…drives rising returns, robust capital buffers
United Bank for Africa (UBA) Plc has reaffirmed its credentials as one of Africa’s most investor conscious financial institutions, posting a profit after tax (PAT) of N335.53 billion in the first half of 2025 while simultaneously reinforcing its capital base through an ambitious Rights Issue exercise.
For shareholders, the results underline not only resilience in earnings but also clear signals of sustainable value creation. The Pan-African lender grew gross earnings by 17.3 per cent to N1.61 trillion, powered by a 32.9 per cent rise in interest income to N1.33 trillion.
Profit after tax rose 6.1 per cent year-on-year, lifting return on equity to one of the highest among Nigeria’s tier-1 banks.
Shareholders’ funds surged by 23 per cent within six months, climbing to N4.22 trillion from N3.41 trillion in December 2024, underscoring both balance sheet strength and the bank’s capacity to sustain robust payouts.
While profit before tax dipped marginally from N401 billion to N388 billion, analysts note that UBA’s capitalraising drive provides a powerful counterweight.
Phase I of its ongoing Rights Issue was successfully completed in early 2025, raising N234.3 billion.
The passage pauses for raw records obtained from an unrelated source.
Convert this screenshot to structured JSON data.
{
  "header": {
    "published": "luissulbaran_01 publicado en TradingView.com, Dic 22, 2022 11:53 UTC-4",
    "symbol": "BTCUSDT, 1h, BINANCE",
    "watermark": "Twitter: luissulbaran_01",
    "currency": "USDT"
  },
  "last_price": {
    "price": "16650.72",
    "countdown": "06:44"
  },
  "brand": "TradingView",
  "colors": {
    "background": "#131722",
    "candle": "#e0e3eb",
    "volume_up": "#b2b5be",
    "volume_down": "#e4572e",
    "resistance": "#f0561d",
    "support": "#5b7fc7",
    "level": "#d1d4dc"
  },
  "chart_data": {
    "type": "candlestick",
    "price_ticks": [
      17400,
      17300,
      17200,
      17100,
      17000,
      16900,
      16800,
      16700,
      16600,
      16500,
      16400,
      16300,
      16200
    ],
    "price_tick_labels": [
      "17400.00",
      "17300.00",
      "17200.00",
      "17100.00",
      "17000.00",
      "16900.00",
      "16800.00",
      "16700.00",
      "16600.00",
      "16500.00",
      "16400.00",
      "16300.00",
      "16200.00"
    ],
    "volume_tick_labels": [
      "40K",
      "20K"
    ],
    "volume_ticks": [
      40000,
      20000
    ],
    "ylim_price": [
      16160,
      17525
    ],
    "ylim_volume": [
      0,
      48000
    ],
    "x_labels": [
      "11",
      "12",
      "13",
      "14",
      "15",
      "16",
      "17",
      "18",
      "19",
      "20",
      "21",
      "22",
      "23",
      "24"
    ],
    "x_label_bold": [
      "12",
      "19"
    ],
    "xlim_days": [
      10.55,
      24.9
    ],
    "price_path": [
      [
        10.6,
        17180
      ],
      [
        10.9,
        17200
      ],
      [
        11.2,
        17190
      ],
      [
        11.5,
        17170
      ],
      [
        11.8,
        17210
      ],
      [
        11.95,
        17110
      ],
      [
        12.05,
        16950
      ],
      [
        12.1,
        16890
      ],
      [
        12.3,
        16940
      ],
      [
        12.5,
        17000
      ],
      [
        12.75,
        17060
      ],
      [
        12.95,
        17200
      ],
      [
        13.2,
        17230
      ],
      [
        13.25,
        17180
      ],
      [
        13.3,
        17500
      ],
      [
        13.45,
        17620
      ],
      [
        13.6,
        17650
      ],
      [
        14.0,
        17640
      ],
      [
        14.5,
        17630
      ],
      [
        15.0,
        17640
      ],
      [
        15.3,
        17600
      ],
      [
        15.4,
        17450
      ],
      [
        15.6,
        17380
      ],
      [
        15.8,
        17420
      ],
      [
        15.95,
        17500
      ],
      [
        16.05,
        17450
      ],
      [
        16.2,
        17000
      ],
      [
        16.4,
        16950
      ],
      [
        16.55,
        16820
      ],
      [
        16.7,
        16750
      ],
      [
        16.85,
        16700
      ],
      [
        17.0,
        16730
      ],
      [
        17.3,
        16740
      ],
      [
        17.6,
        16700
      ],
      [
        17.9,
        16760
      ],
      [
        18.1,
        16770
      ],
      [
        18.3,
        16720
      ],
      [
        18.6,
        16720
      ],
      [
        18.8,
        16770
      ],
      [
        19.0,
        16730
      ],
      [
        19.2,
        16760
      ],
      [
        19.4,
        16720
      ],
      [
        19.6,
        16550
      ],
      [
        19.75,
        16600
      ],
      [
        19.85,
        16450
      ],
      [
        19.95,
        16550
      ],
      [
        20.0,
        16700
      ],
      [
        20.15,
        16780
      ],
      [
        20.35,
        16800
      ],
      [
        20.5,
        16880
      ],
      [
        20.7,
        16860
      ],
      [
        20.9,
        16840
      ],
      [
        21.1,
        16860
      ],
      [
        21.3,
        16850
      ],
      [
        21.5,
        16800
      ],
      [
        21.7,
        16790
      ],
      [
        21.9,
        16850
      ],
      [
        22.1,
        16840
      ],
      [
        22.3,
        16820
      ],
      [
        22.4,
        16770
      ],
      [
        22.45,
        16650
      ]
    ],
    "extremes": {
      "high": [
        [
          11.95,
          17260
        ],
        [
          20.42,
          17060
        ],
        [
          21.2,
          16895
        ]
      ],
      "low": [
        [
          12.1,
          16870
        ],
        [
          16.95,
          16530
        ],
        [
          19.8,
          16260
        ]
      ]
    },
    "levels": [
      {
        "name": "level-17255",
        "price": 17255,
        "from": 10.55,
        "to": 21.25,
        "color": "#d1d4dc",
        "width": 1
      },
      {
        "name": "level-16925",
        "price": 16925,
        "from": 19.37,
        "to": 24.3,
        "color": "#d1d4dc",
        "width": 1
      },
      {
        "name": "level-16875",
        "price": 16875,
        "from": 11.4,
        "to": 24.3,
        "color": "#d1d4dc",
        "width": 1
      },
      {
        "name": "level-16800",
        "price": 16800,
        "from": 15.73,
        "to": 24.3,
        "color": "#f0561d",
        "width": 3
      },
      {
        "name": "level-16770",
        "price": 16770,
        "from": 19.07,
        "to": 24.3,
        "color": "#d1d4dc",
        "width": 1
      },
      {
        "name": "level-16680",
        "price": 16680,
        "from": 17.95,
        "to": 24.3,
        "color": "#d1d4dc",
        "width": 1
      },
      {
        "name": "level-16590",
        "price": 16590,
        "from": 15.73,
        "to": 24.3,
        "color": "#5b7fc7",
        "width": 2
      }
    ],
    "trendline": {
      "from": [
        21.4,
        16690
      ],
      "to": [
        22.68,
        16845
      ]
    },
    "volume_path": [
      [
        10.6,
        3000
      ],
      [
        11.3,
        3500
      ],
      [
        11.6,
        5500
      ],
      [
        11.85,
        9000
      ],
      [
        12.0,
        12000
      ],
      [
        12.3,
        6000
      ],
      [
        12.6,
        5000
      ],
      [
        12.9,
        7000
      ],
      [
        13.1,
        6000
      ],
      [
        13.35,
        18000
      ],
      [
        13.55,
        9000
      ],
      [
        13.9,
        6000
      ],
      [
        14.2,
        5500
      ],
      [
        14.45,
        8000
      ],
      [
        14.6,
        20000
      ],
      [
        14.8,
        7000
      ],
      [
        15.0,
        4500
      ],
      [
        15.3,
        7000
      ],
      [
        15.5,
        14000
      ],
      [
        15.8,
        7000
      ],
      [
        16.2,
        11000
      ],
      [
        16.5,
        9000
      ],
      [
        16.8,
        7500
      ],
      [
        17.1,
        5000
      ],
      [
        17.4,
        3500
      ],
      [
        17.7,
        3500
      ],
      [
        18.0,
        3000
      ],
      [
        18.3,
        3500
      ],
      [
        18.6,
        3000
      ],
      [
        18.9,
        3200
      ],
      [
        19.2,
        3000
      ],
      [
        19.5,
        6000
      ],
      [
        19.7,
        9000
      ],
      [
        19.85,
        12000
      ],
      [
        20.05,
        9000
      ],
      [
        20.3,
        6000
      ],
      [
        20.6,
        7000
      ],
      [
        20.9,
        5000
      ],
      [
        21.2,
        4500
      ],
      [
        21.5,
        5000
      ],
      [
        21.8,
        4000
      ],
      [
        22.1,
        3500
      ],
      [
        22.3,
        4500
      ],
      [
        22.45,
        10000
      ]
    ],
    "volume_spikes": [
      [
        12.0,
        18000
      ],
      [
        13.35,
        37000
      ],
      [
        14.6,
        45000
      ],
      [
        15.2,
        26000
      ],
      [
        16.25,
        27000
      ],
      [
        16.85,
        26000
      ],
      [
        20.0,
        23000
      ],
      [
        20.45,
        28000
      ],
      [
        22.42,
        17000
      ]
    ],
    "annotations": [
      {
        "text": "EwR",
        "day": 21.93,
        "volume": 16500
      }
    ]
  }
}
With Phase II underway, the bank remains on track to meet Nigeria’s heightened capital requirements by year-end, a development that de-risks future earnings and provides investors with greater confidence in long-term returns.
Commenting on the results, Group Managing Director/CEO, Oliver Alawuba, stressed that UBA’s strategy is firmly aligned with shareholder interests.
“We delivered strong double-digit earnings growth across our markets, with PAT rising year-on-year to N335 billion, underscoring the resilience of our business.
Our capital raising programme further strengthens our buffer for growth and positions us to meet regulatory thresholds ahead of schedule,” he said.